Caso Epstein: Juiz rejeita processo de Trump contra Wall Street Journal
Jornal havia publicado que o nome de Trump estava em um cartão de aniversário de 2003 para o falecido financista e criminoso sexual Jeffrey Epstein; presidente nega

Um juiz dos Estados Unidos rejeitou nesta segunda-feira (13) um processo de difamação movido pelo presidente Donald Trump contra o Wall Street Journal.

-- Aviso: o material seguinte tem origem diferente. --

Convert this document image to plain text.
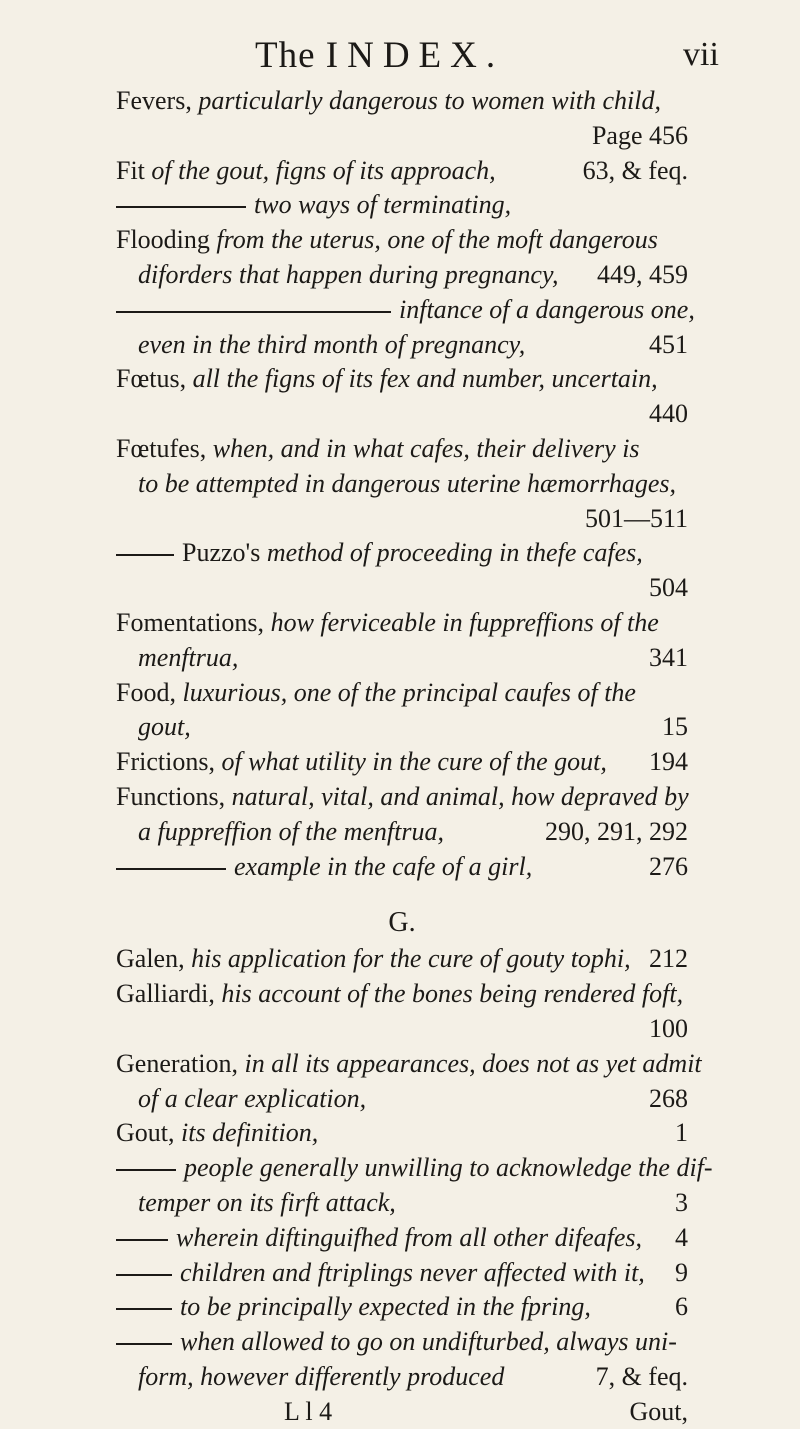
The INDEX.	vii
Fevers, particularly dangerous to women with child,
Page 456
Fit of the gout, figns of its approach,	63, & feq.
two ways of terminating,
Flooding from the uterus, one of the moft dangerous
diforders that happen during pregnancy, 449, 459
inftance of a dangerous one,
even in the third month of pregnancy,	451
Fœtus, all the figns of its fex and number, uncertain,
440
Fœtufes, when, and in what cafes, their delivery is
to be attempted in dangerous uterine hæmorrhages,
501—511
Puzzo's method of proceeding in thefe cafes,
504
Fomentations, how ferviceable in fuppreffions of the
menftrua,	341
Food, luxurious, one of the principal caufes of the
gout,	15
Frictions, of what utility in the cure of the gout, 194
Functions, natural, vital, and animal, how depraved by
a fuppreffion of the menftrua,	290, 291, 292
example in the cafe of a girl,	276
G.
Galen, his application for the cure of gouty tophi, 212
Galliardi, his account of the bones being rendered foft,
100
Generation, in all its appearances, does not as yet admit
of a clear explication,	268
Gout, its definition,	1
people generally unwilling to acknowledge the dif-
temper on its firft attack,	3
wherein diftinguifhed from all other difeafes, 4
children and ftriplings never affected with it, 9
to be principally expected in the fpring,	6
when allowed to go on undifturbed, always uni-
form, however differently produced	7, & feq.
L l 4	Gout,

Ainda assim, o magistrado disse que o republicano poderia reapresentar a ação.
O processo foi aberto por causa de uma reportagem que afirmava que o nome de Trump estava em um cartão de aniversário de 2003 para o falecido financista e criminoso sexual Jeffrey Epstein.
O juiz distrital Darrin Gayles, de Miami, disse que Trump não cumpriu um padrão que as figuras públicas devem cumprir em casos de difamação.
O chamado padrão de "malícia real" significa que essas figuras públicas, como o presidente, devem provar não apenas que uma declaração pública sobre elas era falsa, mas também que o meio de comunicação ou a pessoa que fez a declaração sabia ou deveria saber que era falsa.
"Essa reclamação não chega nem perto desse padrão. Muito pelo contrário", escreveu Gayles.
O juiz pontuou que os repórteres do Journal entraram em contato com Trump para dar a ele a chance de comentar o assunto com antecedência e publicaram sua negativa.
Isso permitiu que os leitores decidissem o que concluir, contrariando a afirmação do presidente de que o jornal agiu com malícia real, ponderou o magistrado.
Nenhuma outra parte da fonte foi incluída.